By Michael Garrity
Originally published in The Missoulian here.
The Northern Rockies Ecosystem Protection Act, which lives up to its name, would protect the best of the last intact ecosystems and wildlands in the Rockies. For the first time, it has been introduced in the U.S. Senate thanks to Sens. Whitehouse, Boxer, Durbin, Markey, Menendez, Schumer, Shaheen, Stabenow and Senate Democratic Leader Harry Reid.
NREPA is a grassroots bill written by scientists and citizens from the Northern Rockies including Missoula’s own Dr. John Craighead and Mike Bader. Craighead was named by the National Geographic as one of the top 100 scientists of the 20th century.
It gives permanent wilderness protection to 23 million acres of America’s premier roadless lands in Idaho, Wyoming, Montana, Oregon and Washington.
It designates about 1,800 miles of rivers and streams as Wild and Scenic Rivers. Water is the lifeblood of the West and the cleanest, coldest water in the Northern Rockies comes directly from wilderness areas.
It creates thousands of new jobs. Much like the great work done by the revered Civilian Conservation Corps, NREPA puts people to work restoring over 1 million acres of damaged habitat and watersheds by restoring old clearcuts and logging roads. Puts people to work protecting the important wildlife corridors between Yellowstone and Glacier national parks instead of continuing to subsidize their destruction.
It saves taxpayers millions of dollars annually by reducing wasteful subsidies to the logging industry and closes loopholes that left many areas protected by the Clinton Roadless Rule open to clearcutting. For example, the Forest Service has proposed clearcutting in inventoried roadless lands along the continental divide and in the Gallatin National Forest near West Yellowstone.
It battles climate change by protecting the remaining public forests that are some of our nation’s best and most effective tools to reduce global warming. National Forests absorb an astounding 10 percent of the carbon that America creates and unlogged and old growth forests absorb the most carbon.

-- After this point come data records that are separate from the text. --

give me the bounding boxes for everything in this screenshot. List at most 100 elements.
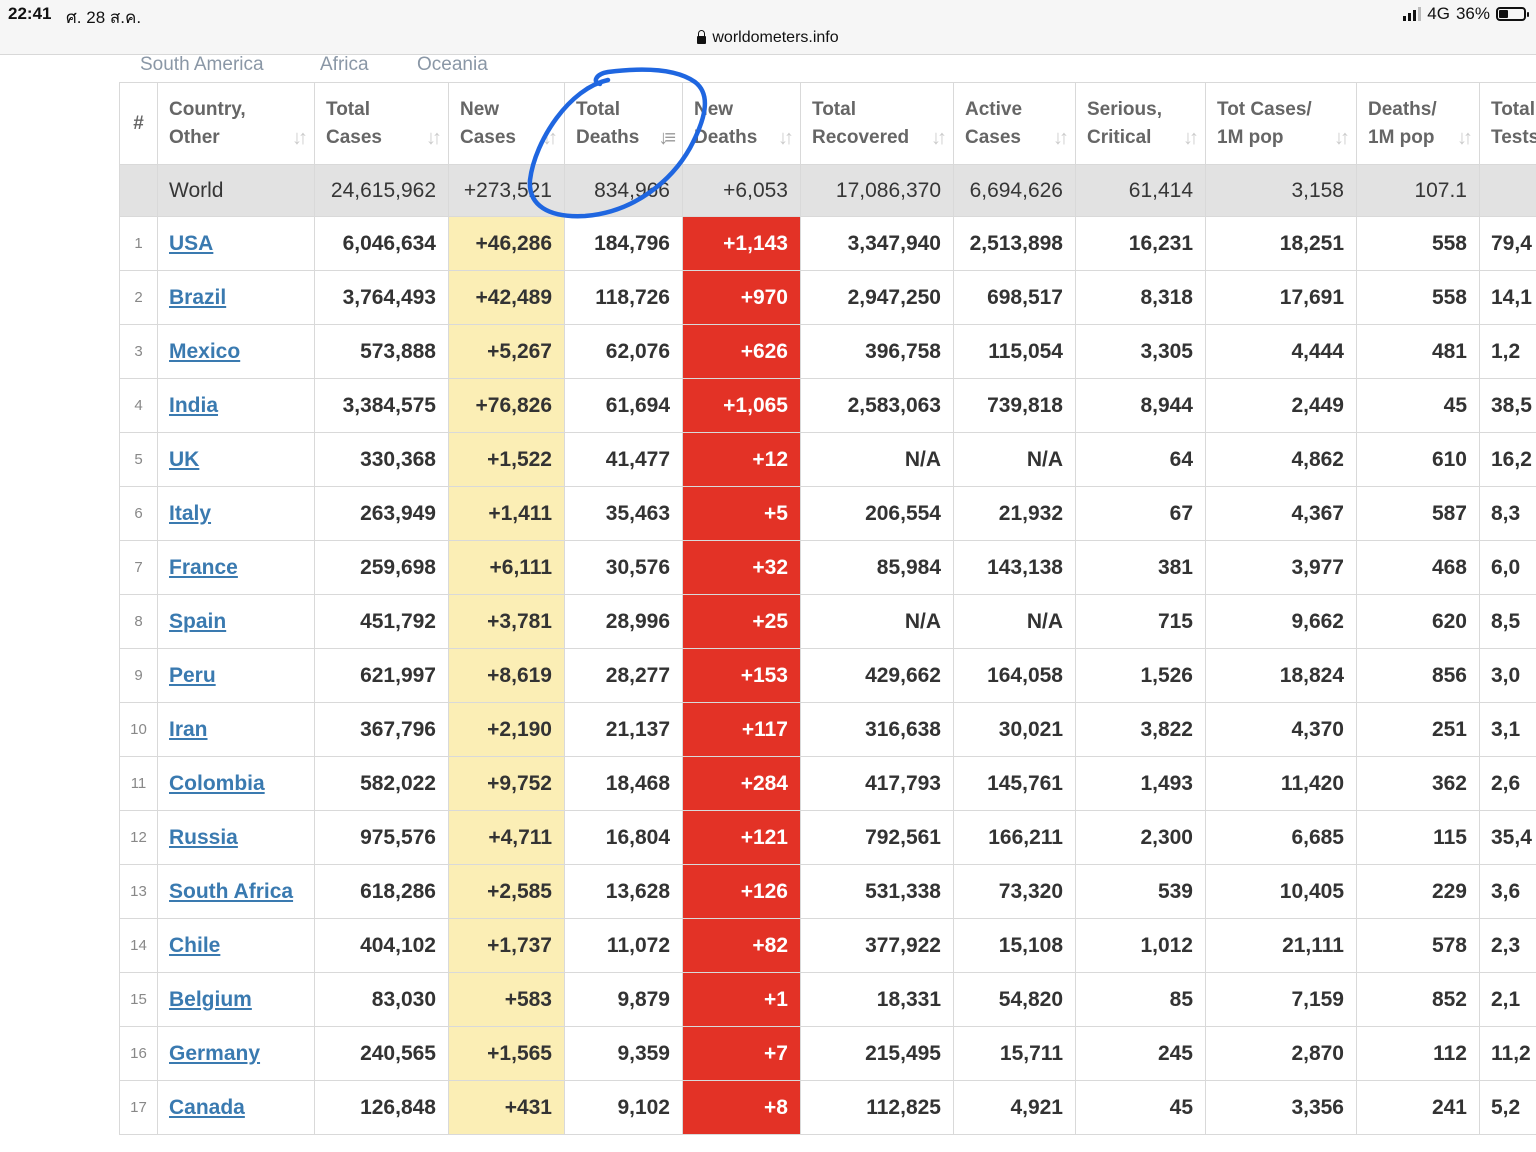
sort-icon[interactable]: ↓↑: [542, 124, 558, 152]
country-link[interactable]: Colombia: [169, 772, 265, 795]
deaths-1m-cell: 852: [1356, 972, 1480, 1027]
deaths-1m-cell: 620: [1356, 594, 1480, 649]
table-row: 14 Chile 404,102 +1,737 11,072 +82 377,922 15,1…: [119, 918, 1536, 973]
new-cases-cell: +1,411: [448, 486, 565, 541]
country-link[interactable]: Peru: [169, 664, 216, 687]
active-cases-cell: 145,761: [953, 756, 1076, 811]
total-deaths-cell: 62,076: [564, 324, 683, 379]
address-bar[interactable]: worldometers.info: [0, 28, 1536, 55]
deaths-1m-cell: 468: [1356, 540, 1480, 595]
header-tot-cases-1m[interactable]: Tot Cases/1M pop ↓↑: [1205, 82, 1357, 165]
country-link[interactable]: UK: [169, 448, 199, 471]
country-link[interactable]: Germany: [169, 1042, 260, 1065]
table-row: 15 Belgium 83,030 +583 9,879 +1 18,331 54,820 85…: [119, 972, 1536, 1027]
deaths-1m-cell: 856: [1356, 648, 1480, 703]
serious-cell: 245: [1075, 1026, 1206, 1081]
sort-icon[interactable]: ↓↑: [1183, 124, 1199, 152]
active-cases-cell: 73,320: [953, 864, 1076, 919]
url-display[interactable]: worldometers.info: [697, 28, 839, 47]
country-link[interactable]: Russia: [169, 826, 238, 849]
country-link[interactable]: South Africa: [169, 880, 293, 903]
header-total-tests[interactable]: Total Tests: [1479, 82, 1536, 165]
sort-desc-icon[interactable]: ↓≡: [658, 124, 676, 152]
status-date: ศ. 28 ส.ค.: [66, 8, 142, 27]
country-link[interactable]: Spain: [169, 610, 226, 633]
header-total-cases[interactable]: Total Cases ↓↑: [314, 82, 449, 165]
total-recovered-cell: 3,347,940: [800, 216, 954, 271]
header-country[interactable]: Country, Other ↓↑: [157, 82, 315, 165]
country-link[interactable]: Brazil: [169, 286, 226, 309]
world-total-tests: [1479, 164, 1536, 217]
header-new-cases[interactable]: New Cases ↓↑: [448, 82, 565, 165]
row-index: 13: [119, 864, 158, 919]
new-deaths-cell: +5: [682, 486, 801, 541]
world-total-recovered: 17,086,370: [800, 164, 954, 217]
total-cases-cell: 83,030: [314, 972, 449, 1027]
row-index: 16: [119, 1026, 158, 1081]
table-row: 12 Russia 975,576 +4,711 16,804 +121 792,561 16…: [119, 810, 1536, 865]
country-cell: Germany: [157, 1026, 315, 1081]
country-link[interactable]: Chile: [169, 934, 220, 957]
country-link[interactable]: USA: [169, 232, 213, 255]
total-recovered-cell: 792,561: [800, 810, 954, 865]
total-deaths-cell: 28,277: [564, 648, 683, 703]
header-deaths-1m[interactable]: Deaths/1M pop ↓↑: [1356, 82, 1480, 165]
country-cell: USA: [157, 216, 315, 271]
country-link[interactable]: Canada: [169, 1096, 245, 1119]
sort-icon[interactable]: ↓↑: [292, 124, 308, 152]
country-link[interactable]: Italy: [169, 502, 211, 525]
table-row: 5 UK 330,368 +1,522 41,477 +12 N/A N/A 64 4,862 61…: [119, 432, 1536, 487]
header-serious-critical[interactable]: Serious, Critical ↓↑: [1075, 82, 1206, 165]
country-cell: Iran: [157, 702, 315, 757]
total-recovered-cell: 531,338: [800, 864, 954, 919]
total-tests-cell: 3,1: [1479, 702, 1536, 757]
total-deaths-cell: 13,628: [564, 864, 683, 919]
header-new-deaths[interactable]: New Deaths ↓↑: [682, 82, 801, 165]
serious-cell: 539: [1075, 864, 1206, 919]
deaths-1m-cell: 558: [1356, 270, 1480, 325]
row-index: 9: [119, 648, 158, 703]
world-tot-cases-1m: 3,158: [1205, 164, 1357, 217]
sort-icon[interactable]: ↓↑: [1457, 124, 1473, 152]
total-recovered-cell: 206,554: [800, 486, 954, 541]
country-link[interactable]: Mexico: [169, 340, 240, 363]
total-cases-cell: 240,565: [314, 1026, 449, 1081]
row-index: 3: [119, 324, 158, 379]
country-cell: Russia: [157, 810, 315, 865]
serious-cell: 8,318: [1075, 270, 1206, 325]
serious-cell: 64: [1075, 432, 1206, 487]
header-total-deaths[interactable]: Total Deaths ↓≡: [564, 82, 683, 165]
row-index: 17: [119, 1080, 158, 1135]
sort-icon[interactable]: ↓↑: [778, 124, 794, 152]
country-link[interactable]: India: [169, 394, 218, 417]
header-row: # Country, Other ↓↑ Total Cases ↓↑ New Cases ↓…: [119, 82, 1536, 165]
new-deaths-cell: +25: [682, 594, 801, 649]
new-cases-cell: +1,565: [448, 1026, 565, 1081]
sort-icon[interactable]: ↓↑: [931, 124, 947, 152]
tab-oceania[interactable]: Oceania: [417, 54, 488, 76]
covid-table: # Country, Other ↓↑ Total Cases ↓↑ New Cases ↓…: [119, 82, 1536, 1135]
tab-africa[interactable]: Africa: [320, 54, 369, 76]
total-tests-cell: 35,4: [1479, 810, 1536, 865]
deaths-1m-cell: 558: [1356, 216, 1480, 271]
country-link[interactable]: Belgium: [169, 988, 252, 1011]
table-row: 13 South Africa 618,286 +2,585 13,628 +126 531…: [119, 864, 1536, 919]
sort-icon[interactable]: ↓↑: [426, 124, 442, 152]
network-type: 4G: [1427, 4, 1450, 23]
header-active-cases[interactable]: Active Cases ↓↑: [953, 82, 1076, 165]
sort-icon[interactable]: ↓↑: [1053, 124, 1069, 152]
total-deaths-cell: 11,072: [564, 918, 683, 973]
total-recovered-cell: 85,984: [800, 540, 954, 595]
header-total-recovered[interactable]: Total Recovered ↓↑: [800, 82, 954, 165]
status-time: 22:41: [8, 4, 52, 23]
country-link[interactable]: France: [169, 556, 238, 579]
country-link[interactable]: Iran: [169, 718, 208, 741]
tot-cases-1m-cell: 17,691: [1205, 270, 1357, 325]
table-row: 6 Italy 263,949 +1,411 35,463 +5 206,554 21,932…: [119, 486, 1536, 541]
total-recovered-cell: 112,825: [800, 1080, 954, 1135]
sort-icon[interactable]: ↓↑: [1334, 124, 1350, 152]
deaths-1m-cell: 229: [1356, 864, 1480, 919]
new-deaths-cell: +12: [682, 432, 801, 487]
tab-south-america[interactable]: South America: [140, 54, 264, 76]
battery-percent: 36%: [1455, 4, 1490, 23]
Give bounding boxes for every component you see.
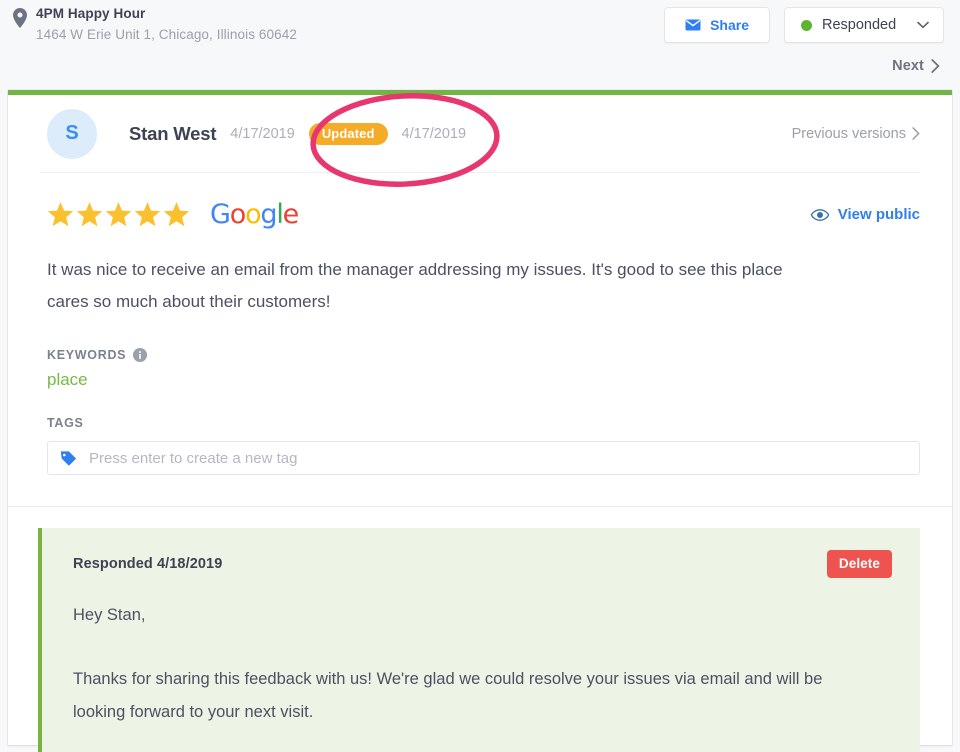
keyword-item[interactable]: place bbox=[40, 370, 920, 390]
envelope-icon bbox=[685, 19, 701, 31]
review-card: S Stan West 4/17/2019 Updated 4/17/2019 … bbox=[8, 90, 952, 752]
responded-date-label: Responded 4/18/2019 bbox=[73, 556, 223, 572]
review-meta: Stan West 4/17/2019 Updated 4/17/2019 bbox=[129, 122, 467, 145]
eye-icon bbox=[810, 208, 829, 221]
google-logo: Google bbox=[210, 199, 300, 230]
status-label: Responded bbox=[822, 17, 897, 33]
tag-input[interactable] bbox=[89, 449, 907, 467]
location-name: 4PM Happy Hour bbox=[36, 6, 146, 21]
google-logo-letter: e bbox=[282, 199, 300, 230]
google-logo-letter: g bbox=[260, 199, 277, 230]
star-icon bbox=[47, 201, 74, 226]
response-body: Hey Stan, Thanks for sharing this feedba… bbox=[73, 599, 873, 729]
status-dot-icon bbox=[801, 19, 812, 31]
map-pin-icon bbox=[13, 8, 27, 28]
tags-label: TAGS bbox=[47, 416, 84, 430]
review-header: S Stan West 4/17/2019 Updated 4/17/2019 … bbox=[40, 95, 920, 173]
star-icon bbox=[163, 201, 190, 226]
tags-label-row: TAGS bbox=[40, 416, 920, 430]
location-block: 4PM Happy Hour 1464 W Erie Unit 1, Chica… bbox=[12, 5, 297, 44]
view-public-label: View public bbox=[837, 206, 920, 223]
chevron-right-icon bbox=[931, 59, 940, 73]
location-address: 1464 W Erie Unit 1, Chicago, Illinois 60… bbox=[36, 27, 297, 43]
view-public-link[interactable]: View public bbox=[810, 206, 920, 223]
next-link[interactable]: Next bbox=[892, 58, 940, 74]
share-button-label: Share bbox=[710, 17, 749, 33]
keywords-label: KEYWORDS bbox=[47, 348, 127, 362]
chevron-down-icon bbox=[917, 21, 929, 29]
previous-versions-label: Previous versions bbox=[791, 125, 906, 142]
info-icon[interactable] bbox=[133, 348, 148, 362]
previous-versions-link[interactable]: Previous versions bbox=[792, 126, 920, 142]
top-bar: 4PM Happy Hour 1464 W Erie Unit 1, Chica… bbox=[0, 0, 960, 90]
tag-icon bbox=[60, 450, 77, 466]
star-icon bbox=[105, 201, 132, 226]
google-logo-letter: o bbox=[229, 199, 247, 230]
review-body-text: It was nice to receive an email from the… bbox=[47, 260, 783, 311]
avatar: S bbox=[47, 108, 97, 159]
review-updated-date: 4/17/2019 bbox=[401, 125, 467, 142]
google-logo-letter: G bbox=[210, 199, 231, 230]
tag-input-wrapper[interactable] bbox=[47, 441, 920, 475]
star-icon bbox=[134, 201, 161, 226]
status-dropdown[interactable]: Responded bbox=[784, 7, 944, 43]
star-rating bbox=[47, 201, 190, 228]
response-box: Responded 4/18/2019 Delete Hey Stan, Tha… bbox=[38, 528, 920, 752]
section-divider bbox=[8, 506, 952, 507]
reviewer-name: Stan West bbox=[129, 122, 217, 144]
top-actions: Share Responded bbox=[664, 7, 944, 43]
chevron-right-icon bbox=[912, 127, 920, 140]
keywords-label-row: KEYWORDS bbox=[40, 348, 920, 362]
share-button[interactable]: Share bbox=[664, 7, 770, 43]
star-icon bbox=[76, 201, 103, 226]
next-label: Next bbox=[892, 58, 924, 74]
rating-row: Google View public bbox=[40, 199, 920, 230]
response-paragraph: Hey Stan, bbox=[73, 606, 146, 624]
response-paragraph: Thanks for sharing this feedback with us… bbox=[73, 670, 823, 721]
updated-badge: Updated bbox=[308, 122, 388, 145]
delete-response-button[interactable]: Delete bbox=[826, 550, 892, 578]
review-date: 4/17/2019 bbox=[230, 125, 295, 142]
google-logo-letter: o bbox=[245, 199, 262, 230]
response-header: Responded 4/18/2019 Delete bbox=[73, 550, 892, 578]
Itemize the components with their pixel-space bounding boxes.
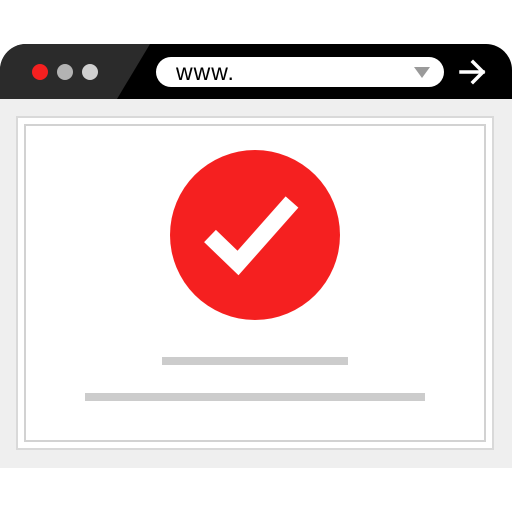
browser-window: www. (0, 44, 512, 468)
placeholder-line-short (162, 357, 348, 365)
web-page (16, 116, 494, 450)
url-text: www. (176, 59, 235, 85)
checkmark-icon (204, 196, 299, 276)
title-bar: www. (0, 44, 512, 99)
checkmark-circle-icon (170, 150, 340, 320)
triangle-down-icon[interactable] (414, 67, 430, 78)
address-bar[interactable]: www. (156, 57, 444, 87)
arrow-right-icon[interactable] (458, 58, 488, 86)
placeholder-line-long (85, 393, 425, 401)
content-area (0, 99, 512, 468)
active-tab[interactable] (0, 44, 150, 99)
close-dot[interactable] (32, 64, 48, 80)
maximize-dot[interactable] (82, 64, 98, 80)
minimize-dot[interactable] (57, 64, 73, 80)
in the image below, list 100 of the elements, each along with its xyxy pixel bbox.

It reduces species loss and conflict by protecting remaining habitat for native species in the Northern Rockies that were here when the Lewis and Clark Expedition passed through and are still present 200 years later. The latest science tells us that wildlife populations cannot survive for long periods of time on isolated islands of habitat. Without plentiful habitat populations eventually become genetically weaken and suffer from inbreeding effects. Protecting these lands will help recover threatened and endangered species including bull trout, lynx, and grizzly bears as well as wolverine, fisher and many other species of animals currently facing inbreeding and, ultimately, extinction due to lack of connected corridors. The best place in the world we have a chance of stopping what has been termed the Earth’s “sixth great extinction event” is in western North America but only if we pass an ecosystem bill like NREPA.
It provides landscape-scale protection and connectedness. NREPA is a far better idea than the piecemeal wilderness proposals currently being lauded by groups such as the Montana Wilderness Association. Seeking a few small, isolated wilderness areas and ceding the rest to logging roads and clearcuts is supposed to create more jobs in the timber industry. But history shows the number of timber jobs will continue to decline due to technological advancement. Montana’s wood products industry peaked in 1979 when 11,606 employees cut and milled 1 billion board feet of timber. In 1989, almost 1.3 billion board feet were harvested but only 9,315 people were employed. By 2006, 926 million board feet were cut and milled by 3,524 people. Due to mechanization, in 27 years employment decreased 70 percent while timber production only decreased 7 percent.
In summary, NREPA protects the environment, creates jobs in restoration, and saves taxpayers millions of dollars in logging subsidies simply by designating existing roadless areas as wilderness. That’s why distinguished U.S. senators like Nevada’s Harry Reid have signed on as co-sponsors of S.3022, the Northern Rockies Ecosystem Protection Act. It’s time for Montana’s congressional delegation to face the historical facts of timber production and jobs, quit pushing more money losing logging and road-building, and start supporting the one proposal that promises to give future generations a chance to enjoy the diverse wildlife, clean rivers and majestic forested landscapes that were handed down to all Americans by generations past. Only NREPA does that.